確かに、真田とは同じクラスで親しいことも薄っすらと聞いていた。「彼氏いるって公言してるから大丈夫だよ」と抜けたことを言うナマエに、何度溜め息を吐きたくなったことだろう。いやお前それ絶対狙われてんだろ、と言いたくても中々言えない自分が苛立たしくて情けなくて心の底から怨めしかった。
項垂れそうになる御幸を余所に、真田は自然な流れで彼女の隣の席へ腰を下ろす。隣に座んなあっち行けよコノヤロウ。そんな思いを込めて視線を向けるものの、気にも留めない様子で笑いかけられて拍子抜けしてしまう。マウンドの上にいるときとは違い、随分と爽やかな印象を与えてくる男である。

「お二人さん、もしかしてデート?」
「……まあな」
「へえ。噂の彼氏が青道のイケ捕だったなんてな」
「イケ捕?」
「イケメン捕手の略」
「ふふ、何それ」
「お前知らねえの? 監督とか三島が言ってんだろ」
「知らないよ、そんなの」

盛り上がりをみせるナマエと真田の会話に反比例して、御幸の機嫌は下降する一方だった。まったくもって面白くない。デートだと言っているのにそんなことお構いなしに絡んでくる真田は、鮮やかすぎる手腕であっという間にナマエを攫っていってしまった。
お待たせしました、と目の前に置かれた二杯のラーメンさえ、ナマエの気を引くには今一歩。
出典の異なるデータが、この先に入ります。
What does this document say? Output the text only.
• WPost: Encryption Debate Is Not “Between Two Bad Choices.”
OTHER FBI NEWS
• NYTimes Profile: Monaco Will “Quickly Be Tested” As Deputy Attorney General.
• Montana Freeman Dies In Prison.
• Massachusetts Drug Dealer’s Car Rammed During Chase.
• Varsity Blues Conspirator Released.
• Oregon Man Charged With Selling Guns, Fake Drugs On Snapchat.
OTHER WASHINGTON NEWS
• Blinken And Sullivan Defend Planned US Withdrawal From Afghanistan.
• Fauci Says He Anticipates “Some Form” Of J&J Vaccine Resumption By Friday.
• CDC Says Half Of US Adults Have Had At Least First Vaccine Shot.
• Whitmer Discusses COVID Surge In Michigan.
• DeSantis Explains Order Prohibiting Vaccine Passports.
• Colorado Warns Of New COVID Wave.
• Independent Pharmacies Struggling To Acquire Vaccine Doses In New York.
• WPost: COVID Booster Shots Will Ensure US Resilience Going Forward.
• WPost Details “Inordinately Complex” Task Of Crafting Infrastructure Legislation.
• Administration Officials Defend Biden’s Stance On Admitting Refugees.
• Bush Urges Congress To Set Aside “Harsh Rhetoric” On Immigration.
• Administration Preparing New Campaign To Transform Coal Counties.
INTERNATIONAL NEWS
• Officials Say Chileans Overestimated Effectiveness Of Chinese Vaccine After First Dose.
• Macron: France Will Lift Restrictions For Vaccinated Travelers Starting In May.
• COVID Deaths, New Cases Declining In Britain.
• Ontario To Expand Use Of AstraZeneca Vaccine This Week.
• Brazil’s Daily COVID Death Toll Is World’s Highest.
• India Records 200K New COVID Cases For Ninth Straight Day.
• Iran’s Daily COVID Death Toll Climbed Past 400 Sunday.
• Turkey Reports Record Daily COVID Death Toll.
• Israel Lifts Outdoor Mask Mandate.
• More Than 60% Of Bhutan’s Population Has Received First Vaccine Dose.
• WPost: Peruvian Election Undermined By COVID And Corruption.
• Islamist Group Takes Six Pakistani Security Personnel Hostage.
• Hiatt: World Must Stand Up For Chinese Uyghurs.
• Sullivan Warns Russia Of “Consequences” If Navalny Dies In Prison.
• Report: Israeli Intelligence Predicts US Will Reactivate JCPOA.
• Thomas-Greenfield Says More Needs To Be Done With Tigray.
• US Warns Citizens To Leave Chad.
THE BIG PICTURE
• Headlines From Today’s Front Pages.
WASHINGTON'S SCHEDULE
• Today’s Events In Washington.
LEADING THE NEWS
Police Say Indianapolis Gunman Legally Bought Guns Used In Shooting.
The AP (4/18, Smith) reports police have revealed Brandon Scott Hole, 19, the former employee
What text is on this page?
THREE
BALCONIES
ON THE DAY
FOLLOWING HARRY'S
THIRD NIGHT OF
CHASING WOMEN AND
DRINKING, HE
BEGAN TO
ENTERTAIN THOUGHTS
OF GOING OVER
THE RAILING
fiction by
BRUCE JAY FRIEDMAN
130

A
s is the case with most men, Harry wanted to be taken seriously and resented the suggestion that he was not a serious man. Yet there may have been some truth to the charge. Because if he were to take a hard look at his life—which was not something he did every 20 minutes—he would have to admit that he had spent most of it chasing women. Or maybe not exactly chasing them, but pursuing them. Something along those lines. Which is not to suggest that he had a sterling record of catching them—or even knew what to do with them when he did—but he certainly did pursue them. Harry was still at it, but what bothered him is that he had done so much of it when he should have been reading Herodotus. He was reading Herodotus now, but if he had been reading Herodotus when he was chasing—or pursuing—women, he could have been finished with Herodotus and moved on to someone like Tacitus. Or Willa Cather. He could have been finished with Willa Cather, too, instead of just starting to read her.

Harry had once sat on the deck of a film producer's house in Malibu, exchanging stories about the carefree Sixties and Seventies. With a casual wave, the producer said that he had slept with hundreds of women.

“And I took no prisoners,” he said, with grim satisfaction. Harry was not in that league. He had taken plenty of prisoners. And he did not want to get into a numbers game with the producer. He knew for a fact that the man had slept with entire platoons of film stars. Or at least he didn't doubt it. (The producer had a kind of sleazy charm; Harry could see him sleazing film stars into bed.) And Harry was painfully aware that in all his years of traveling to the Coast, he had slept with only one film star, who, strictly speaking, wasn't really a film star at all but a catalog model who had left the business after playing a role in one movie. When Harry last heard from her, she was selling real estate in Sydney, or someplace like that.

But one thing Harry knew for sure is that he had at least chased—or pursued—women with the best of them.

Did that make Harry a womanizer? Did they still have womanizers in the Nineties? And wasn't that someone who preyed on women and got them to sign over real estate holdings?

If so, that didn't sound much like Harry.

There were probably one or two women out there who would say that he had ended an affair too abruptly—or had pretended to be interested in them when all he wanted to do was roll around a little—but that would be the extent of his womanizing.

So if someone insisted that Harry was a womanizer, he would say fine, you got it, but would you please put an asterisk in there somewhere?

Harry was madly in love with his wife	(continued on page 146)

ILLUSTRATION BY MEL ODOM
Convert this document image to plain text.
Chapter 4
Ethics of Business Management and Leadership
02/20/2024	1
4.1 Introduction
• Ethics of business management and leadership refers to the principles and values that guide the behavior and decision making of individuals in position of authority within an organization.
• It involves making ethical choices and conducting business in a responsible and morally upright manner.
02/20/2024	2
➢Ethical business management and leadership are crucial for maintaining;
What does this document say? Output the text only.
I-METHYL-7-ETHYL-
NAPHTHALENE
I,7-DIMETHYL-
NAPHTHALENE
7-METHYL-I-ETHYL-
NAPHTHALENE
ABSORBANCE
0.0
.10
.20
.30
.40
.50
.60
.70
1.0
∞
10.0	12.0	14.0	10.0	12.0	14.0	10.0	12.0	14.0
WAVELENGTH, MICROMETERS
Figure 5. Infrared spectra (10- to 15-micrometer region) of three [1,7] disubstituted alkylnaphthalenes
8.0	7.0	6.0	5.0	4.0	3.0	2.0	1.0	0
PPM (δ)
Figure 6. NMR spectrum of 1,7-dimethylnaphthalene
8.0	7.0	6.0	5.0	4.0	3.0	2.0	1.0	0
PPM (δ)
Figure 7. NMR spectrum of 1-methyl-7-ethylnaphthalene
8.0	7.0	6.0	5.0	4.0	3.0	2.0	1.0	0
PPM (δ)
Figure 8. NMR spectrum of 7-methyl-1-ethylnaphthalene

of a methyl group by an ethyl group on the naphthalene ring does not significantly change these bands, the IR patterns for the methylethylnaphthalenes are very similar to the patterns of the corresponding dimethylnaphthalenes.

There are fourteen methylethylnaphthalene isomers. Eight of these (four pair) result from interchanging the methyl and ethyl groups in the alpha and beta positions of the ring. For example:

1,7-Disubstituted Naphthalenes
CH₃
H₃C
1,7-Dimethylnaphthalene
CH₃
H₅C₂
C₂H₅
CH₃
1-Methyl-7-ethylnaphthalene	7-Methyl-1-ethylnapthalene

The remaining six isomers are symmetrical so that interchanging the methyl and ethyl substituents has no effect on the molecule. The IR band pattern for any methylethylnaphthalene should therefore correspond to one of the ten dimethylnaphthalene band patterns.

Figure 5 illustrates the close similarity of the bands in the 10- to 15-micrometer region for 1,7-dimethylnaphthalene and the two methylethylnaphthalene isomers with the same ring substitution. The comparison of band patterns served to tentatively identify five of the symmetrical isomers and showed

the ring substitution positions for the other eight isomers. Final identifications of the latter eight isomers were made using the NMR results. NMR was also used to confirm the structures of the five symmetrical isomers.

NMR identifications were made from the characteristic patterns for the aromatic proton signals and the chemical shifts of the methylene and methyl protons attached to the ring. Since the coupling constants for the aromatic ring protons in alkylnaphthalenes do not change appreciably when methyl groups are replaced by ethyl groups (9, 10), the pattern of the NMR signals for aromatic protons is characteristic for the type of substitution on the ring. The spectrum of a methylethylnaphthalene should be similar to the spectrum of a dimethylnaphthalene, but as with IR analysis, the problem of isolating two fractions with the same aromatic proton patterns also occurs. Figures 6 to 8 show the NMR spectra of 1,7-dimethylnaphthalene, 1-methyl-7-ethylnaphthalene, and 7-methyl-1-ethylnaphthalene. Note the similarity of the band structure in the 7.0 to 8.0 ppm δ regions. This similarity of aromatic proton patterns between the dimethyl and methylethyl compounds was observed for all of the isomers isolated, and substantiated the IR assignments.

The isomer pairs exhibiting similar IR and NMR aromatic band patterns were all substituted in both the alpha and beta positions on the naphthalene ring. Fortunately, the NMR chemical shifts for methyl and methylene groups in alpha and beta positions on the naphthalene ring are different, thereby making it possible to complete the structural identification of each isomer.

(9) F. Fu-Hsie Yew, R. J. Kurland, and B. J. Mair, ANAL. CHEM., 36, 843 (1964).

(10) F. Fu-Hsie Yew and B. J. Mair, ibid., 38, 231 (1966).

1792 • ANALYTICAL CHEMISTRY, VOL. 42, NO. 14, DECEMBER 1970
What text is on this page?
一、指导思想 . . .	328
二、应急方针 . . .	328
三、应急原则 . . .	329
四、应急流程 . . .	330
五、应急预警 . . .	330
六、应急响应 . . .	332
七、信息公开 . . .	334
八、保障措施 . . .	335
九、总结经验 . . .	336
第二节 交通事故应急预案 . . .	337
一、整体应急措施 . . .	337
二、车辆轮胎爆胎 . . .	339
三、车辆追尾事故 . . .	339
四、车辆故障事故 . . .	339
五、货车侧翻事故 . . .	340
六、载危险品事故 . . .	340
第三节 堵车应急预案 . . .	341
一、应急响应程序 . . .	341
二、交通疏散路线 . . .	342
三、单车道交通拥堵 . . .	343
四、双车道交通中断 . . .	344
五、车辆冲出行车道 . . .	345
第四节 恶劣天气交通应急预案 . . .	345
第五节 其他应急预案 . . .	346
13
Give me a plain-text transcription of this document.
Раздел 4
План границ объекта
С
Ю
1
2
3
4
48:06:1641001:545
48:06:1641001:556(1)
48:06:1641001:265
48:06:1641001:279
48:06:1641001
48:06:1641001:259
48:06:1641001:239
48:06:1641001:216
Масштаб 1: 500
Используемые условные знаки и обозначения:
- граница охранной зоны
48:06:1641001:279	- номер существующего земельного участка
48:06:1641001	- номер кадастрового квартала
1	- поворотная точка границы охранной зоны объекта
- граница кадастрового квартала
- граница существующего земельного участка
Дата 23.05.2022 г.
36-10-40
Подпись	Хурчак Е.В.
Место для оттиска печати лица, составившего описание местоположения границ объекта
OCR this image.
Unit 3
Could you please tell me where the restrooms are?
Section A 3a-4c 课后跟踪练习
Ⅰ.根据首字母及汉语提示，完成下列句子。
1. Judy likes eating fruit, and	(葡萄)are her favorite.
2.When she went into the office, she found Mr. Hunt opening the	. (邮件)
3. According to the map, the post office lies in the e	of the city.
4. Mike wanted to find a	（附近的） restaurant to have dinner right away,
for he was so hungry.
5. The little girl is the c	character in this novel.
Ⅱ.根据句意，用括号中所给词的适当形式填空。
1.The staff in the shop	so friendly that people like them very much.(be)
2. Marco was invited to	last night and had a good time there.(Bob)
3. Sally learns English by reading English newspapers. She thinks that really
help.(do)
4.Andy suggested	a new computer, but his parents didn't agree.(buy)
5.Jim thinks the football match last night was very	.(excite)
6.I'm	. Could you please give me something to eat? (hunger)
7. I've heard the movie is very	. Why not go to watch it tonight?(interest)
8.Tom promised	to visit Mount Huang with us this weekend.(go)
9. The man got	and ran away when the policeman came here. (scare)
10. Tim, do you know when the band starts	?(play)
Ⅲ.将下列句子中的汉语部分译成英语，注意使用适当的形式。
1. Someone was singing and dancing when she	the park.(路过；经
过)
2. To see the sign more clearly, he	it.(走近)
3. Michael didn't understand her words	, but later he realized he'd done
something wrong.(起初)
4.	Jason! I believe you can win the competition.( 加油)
炭火であぶられたチャーシューの香ばしさ。透き通ったスープのあたたかく良い匂い。そしてそこからほこほこと湯気を立ち昇らせるラーメンどんぶり全体を眺めた後に、心の中で子供っぽい悪態を吐きながら真横へ向かって右手を伸ばした。ぐいっと強引に肩を引いてナマエをこちらへ取り戻す。突然のことに驚いて御幸を見つめてくる二人分の目玉から逃れたい一心で、苦し紛れにつぶやいた。

「……麺伸びるぞ」
「あ……うん、そうだね。……いただきまーす」

力なく手を合わせていそいそと割り箸を割って食べ始めるナマエはナマエで、居心地の悪さは感じたらしい。ずるずると醤油ラーメンを啜っている彼女を横目に、御幸も塩ラーメンに手をつける。麺とチャーシューをまとめて摘まんで、食べようと口を開いたところで、無遠慮に注がれ続ける視線に箸を止めた。テーブルに頬杖をついている真田が、今度はナマエに目もくれずにやにやと笑って御幸を見ている。

「余裕ねえなー」
「……ほっとけ」

ずるるる……、と吸い込んだラーメンの繊細な味などほとんど分からなくなってしまい、どうにもパンチに欠ける塩味を頼んだことをほんの少しだけ後悔した。